We present a case of optic neuropathy with hypertrophic pachymeningitis related to antineutrophil cytoplasmic antibody-associated vasculitis, which was suspected to be drug related. The patient had good visual recovery after quitting the drug and receiving immunosuppressive therapy with systemic steroids. Hypertrophic pachymeningitis with antineutrophil cytoplasmic antibody-associated vasculitis related to antithyroid drugs should be considered as a differential diagnosis for optic neuropathy in Graves' patients in whom optic nerve compression is not obvious.
在格雷夫斯病患者中,最常怀疑的视神经病变诊断是甲状腺相关眼病;然而,需要排除其他原因。我们报告了一例继发于伴有抗中性粒细胞胞质抗体血管炎的肥厚性硬脑膜炎的视神经病变,该病变被怀疑与抗甲状腺药物有关。
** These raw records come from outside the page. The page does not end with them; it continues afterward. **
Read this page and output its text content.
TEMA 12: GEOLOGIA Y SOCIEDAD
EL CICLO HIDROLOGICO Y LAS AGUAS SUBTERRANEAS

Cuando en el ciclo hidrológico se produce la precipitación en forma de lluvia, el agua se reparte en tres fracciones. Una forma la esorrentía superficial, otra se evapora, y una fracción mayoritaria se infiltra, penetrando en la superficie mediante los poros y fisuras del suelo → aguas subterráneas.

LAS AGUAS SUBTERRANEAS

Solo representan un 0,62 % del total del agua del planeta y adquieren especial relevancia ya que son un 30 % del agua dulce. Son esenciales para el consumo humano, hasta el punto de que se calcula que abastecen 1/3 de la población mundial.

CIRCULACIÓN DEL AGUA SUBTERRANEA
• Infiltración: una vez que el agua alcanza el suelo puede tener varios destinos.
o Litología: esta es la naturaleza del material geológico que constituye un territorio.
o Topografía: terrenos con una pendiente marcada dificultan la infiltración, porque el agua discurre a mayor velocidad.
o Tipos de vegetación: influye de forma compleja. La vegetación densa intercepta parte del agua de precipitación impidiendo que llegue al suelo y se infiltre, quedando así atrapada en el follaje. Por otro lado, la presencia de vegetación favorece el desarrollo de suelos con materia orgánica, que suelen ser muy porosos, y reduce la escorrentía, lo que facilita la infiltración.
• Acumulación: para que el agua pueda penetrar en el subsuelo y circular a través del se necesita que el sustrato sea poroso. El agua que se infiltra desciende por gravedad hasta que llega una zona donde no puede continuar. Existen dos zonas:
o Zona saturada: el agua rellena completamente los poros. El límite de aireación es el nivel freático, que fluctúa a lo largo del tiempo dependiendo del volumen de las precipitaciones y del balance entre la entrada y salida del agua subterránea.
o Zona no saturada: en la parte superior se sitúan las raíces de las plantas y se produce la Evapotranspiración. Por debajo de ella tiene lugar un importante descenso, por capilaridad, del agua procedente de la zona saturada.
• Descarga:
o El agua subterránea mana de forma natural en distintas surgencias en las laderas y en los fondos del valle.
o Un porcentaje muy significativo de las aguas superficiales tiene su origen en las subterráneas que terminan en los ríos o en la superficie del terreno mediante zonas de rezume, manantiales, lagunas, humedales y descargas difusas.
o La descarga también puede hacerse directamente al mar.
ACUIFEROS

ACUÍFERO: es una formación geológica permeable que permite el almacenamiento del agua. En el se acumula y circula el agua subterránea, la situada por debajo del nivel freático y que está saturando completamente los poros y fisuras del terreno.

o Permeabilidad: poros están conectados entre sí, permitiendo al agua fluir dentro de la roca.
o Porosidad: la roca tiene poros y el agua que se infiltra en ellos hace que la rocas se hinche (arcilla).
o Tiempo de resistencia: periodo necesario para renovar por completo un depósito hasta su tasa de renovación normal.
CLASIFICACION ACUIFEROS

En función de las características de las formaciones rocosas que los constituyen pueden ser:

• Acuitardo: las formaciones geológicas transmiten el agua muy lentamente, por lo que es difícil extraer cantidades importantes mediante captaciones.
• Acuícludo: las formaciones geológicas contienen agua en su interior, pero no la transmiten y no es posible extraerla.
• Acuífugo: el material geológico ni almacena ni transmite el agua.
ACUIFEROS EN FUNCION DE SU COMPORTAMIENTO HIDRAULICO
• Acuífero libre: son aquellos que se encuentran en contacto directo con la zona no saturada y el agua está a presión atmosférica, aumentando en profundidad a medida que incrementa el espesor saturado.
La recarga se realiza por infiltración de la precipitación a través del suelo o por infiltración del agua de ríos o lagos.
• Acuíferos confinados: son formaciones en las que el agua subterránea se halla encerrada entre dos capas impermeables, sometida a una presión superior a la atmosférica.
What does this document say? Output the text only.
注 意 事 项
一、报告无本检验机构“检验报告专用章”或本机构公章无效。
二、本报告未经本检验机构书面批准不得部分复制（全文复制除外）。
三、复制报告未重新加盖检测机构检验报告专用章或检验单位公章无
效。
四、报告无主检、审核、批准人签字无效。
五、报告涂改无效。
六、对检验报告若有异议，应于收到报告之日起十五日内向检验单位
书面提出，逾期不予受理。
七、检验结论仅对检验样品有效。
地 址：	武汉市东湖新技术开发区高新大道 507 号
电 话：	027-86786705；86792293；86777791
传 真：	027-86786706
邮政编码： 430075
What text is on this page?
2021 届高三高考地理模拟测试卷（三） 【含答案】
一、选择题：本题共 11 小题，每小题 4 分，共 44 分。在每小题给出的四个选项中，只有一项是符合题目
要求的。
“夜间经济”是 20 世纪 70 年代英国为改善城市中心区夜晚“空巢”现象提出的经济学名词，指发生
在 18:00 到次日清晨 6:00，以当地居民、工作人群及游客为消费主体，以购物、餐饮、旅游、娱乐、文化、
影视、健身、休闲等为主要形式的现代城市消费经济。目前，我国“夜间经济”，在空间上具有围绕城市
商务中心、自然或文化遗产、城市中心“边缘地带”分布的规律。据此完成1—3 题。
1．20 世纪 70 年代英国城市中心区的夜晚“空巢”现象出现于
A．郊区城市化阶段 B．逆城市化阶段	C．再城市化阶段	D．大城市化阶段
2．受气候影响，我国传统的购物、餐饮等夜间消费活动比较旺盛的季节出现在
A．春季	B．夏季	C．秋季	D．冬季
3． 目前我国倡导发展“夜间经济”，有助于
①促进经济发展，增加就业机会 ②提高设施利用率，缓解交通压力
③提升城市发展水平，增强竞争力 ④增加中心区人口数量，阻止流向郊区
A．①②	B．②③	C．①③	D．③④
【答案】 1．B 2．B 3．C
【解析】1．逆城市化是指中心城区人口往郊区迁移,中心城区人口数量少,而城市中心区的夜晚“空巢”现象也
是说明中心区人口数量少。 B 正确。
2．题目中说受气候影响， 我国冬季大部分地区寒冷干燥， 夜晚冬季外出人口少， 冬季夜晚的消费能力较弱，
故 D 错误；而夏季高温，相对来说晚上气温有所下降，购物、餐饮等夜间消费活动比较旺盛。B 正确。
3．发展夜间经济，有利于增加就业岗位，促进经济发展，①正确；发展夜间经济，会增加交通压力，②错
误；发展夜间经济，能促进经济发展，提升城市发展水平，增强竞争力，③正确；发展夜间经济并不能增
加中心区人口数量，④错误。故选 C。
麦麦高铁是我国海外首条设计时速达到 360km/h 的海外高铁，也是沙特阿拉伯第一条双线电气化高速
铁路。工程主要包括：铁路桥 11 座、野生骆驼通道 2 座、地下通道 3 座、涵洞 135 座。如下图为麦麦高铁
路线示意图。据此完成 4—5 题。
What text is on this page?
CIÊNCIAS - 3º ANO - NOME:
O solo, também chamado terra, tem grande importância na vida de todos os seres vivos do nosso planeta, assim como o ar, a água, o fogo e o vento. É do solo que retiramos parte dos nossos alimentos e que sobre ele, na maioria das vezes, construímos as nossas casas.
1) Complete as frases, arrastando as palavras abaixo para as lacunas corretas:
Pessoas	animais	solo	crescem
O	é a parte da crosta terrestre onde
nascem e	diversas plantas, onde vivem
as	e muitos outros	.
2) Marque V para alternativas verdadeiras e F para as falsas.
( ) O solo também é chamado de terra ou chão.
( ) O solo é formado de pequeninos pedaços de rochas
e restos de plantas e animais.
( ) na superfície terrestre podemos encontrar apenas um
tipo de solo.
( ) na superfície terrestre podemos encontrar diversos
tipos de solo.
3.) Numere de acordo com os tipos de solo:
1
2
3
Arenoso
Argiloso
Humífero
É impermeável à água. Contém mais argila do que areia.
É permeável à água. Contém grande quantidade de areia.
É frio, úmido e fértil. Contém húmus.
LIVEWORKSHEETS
一名 79 岁的日本男性左眼急性视力丧失。他患有格雷夫斯病 24 年,正在服用甲巯咪唑。右眼最佳矫正视力为 0.8,左眼光感,左眼相对传入瞳孔缺陷。眼球运动正常,左眼中间视神经和眼底未见解释视力丧失的发现。对比增强磁共振成像显示硬脑膜增厚。髓过氧化物酶-抗中性粒细胞胞质抗体、蛋白尿和血尿检测阳性;还发现肺部结节病变和左小腿血块。排除可能导致肥厚性硬脑膜炎的疾病后,我们诊断为伴有肉芽肿性多血管炎的肥厚性硬脑膜炎-抗中性粒细胞胞质抗体相关血管炎的视神经病变。由于他有使用甲巯咪唑的病史,因此考虑抗中性粒细胞胞质抗体相关血管炎与药物有关。我们开始大剂量类固醇脉冲治疗,随后每天口服 1mg/kg 体重的泼尼松龙,并逐渐减量。停用甲巯咪唑。开始治疗后 2 周,最佳矫正视力恢复至 0.9。虽然髓过氧化物酶-抗中性粒细胞胞质抗体仍为阴性,但治疗开始后 6 个月症状复发。我们给予第二次大剂量类固醇脉冲治疗,随后给予泼尼松龙减量联合甲氨蝶呤。缓解仍在继续,在没有泼尼松龙的情况下,每周使用 4mg 甲氨蝶呤,到现在,发病 4 年后,髓过氧化物酶-抗中性粒细胞胞质抗体仍在正常范围内。
我们报告了一例与抗中性粒细胞胞质抗体相关血管炎相关的伴有抗中性粒细胞胞质抗体相关血管炎的视神经病变,该病变被怀疑与药物有关。停药和接受全身类固醇免疫抑制治疗后,患者视力恢复良好。对于视神经压迫不明显的格雷夫斯病患者,如果怀疑为视神经病变,应考虑甲状腺相关药物引起的肥厚性硬脑膜炎伴抗中性粒细胞胞质抗体相关血管炎作为鉴别诊断。